„Einer der gefährlichsten Plätze der Welt“ – Frauenrechte und Lebenrealitäten in Afghanistan

Mit einer dreiteiligen Themenreihe beleuchten Grüne Frauen die Situation in Afghanistan und richten den Fokus auf die Lebensrealität, Frauenrechte und die Debatte um Abschiebungen in das Kriegsgebiet.

„Afghanistan ist immer noch einer der gefährlichsten Plätze der Welt für Frauen“, weiß Najala Zamani.

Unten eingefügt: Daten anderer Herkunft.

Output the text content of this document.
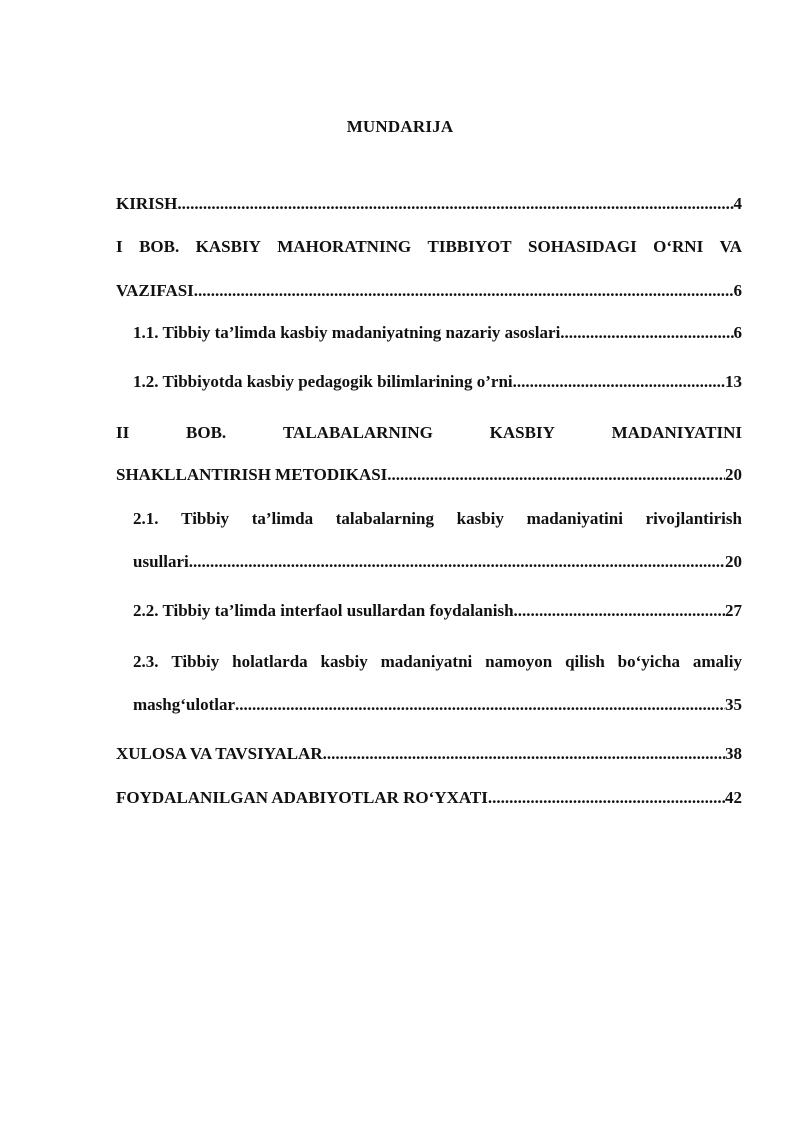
MUNDARIJA
KIRISH .....	4
I BOB. KASBIY MAHORATNING TIBBIYOT SOHASIDAGI O‘RNI VA
VAZIFASI .....	6
1.1. Tibbiy ta’limda kasbiy madaniyatning nazariy asoslari .....	6
1.2. Tibbiyotda kasbiy pedagogik bilimlarining o’rni .....	13
II	BOB.	TALABALARNING	KASBIY	MADANIYATINI
SHAKLLANTIRISH METODIKASI .....	20
2.1. Tibbiy ta’limda talabalarning kasbiy madaniyatini rivojlantirish
usullari .....	20
2.2. Tibbiy ta’limda interfaol usullardan foydalanish .....	27
2.3. Tibbiy holatlarda kasbiy madaniyatni namoyon qilish bo‘yicha amaliy
mashg‘ulotlar .....	35
XULOSA VA TAVSIYALAR .....	38
FOYDALANILGAN ADABIYOTLAR RO‘YXATI .....	42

Die ehemalige Pressesprecherin für das afghanische Frauenministerium in Kabul schildert am Mittwoch, 31. Mai, ab 19 Uhr im Café Röhren (Mühlenstraße 10) die Auseinandersetzungen um „Frauenrechte in Afghanistan“. Zamani berichtet über die aktuelle Lebenssituation in Afghanistan und darüber, wie strukturelle Gewalt den Alltag von Frauen bestimmt. Gemeinsam mit der grünen Kreisvorsitzenden Norika Creuzmann diskutieren die Teilnehmer über die aktuelle Asyl- und Abschiebesituation.

Am 7. Juni um 20.00 Uhr wird im Café Röhren der Dokumentarfilm „Traumfabrik Kabul“ gezeigt. Sebastian Heidingers Film begleitet Saba Sahar – die erste Frau, die in Afghanistan eine offizielle Zulassung als Filmproduzentin erhielt. Die zielstrebige, junge Frau ist außerdem Polizistin und Schauspielerin. Konsequent verfolgt sie ihr Anliegen, die Rolle der Frau in einem von Männern dominierten Land durch ihre aufklärerischen und zugleich unterhaltsamen Filme zu verbessern.

Fortgeführt wird die Reihe am 14. Juni 19:00 Uhr durch Maria Zemp, Traumaberaterin bei Medica Mondiale. Die erfahrene Therapeutin hat in psychosozialen Beratungsprojekten (Traumazentren) in Kabul gearbeitet und dort Mitarbeiterinnen vor Ort sowie medizinisches Personal in staatlichen Krankenhäusern geschult. Diese Runde findet im KIM-Forum, Detmolder Straße 21 statt.

Initiatoren der Themenreihe sind die Grünen Frauen Paderborn, die alle interessierten Frauen und Männer einladen. Die Veranstaltungen finden in Zusammenarbeit mit dem Grünen Salon der Heinrich Böll Stiftung NRW, dem Gender- und Frauenprojektbereich Mia an der Universität Paderborn und der Evangelischen Studierendengemeinde Paderborn statt.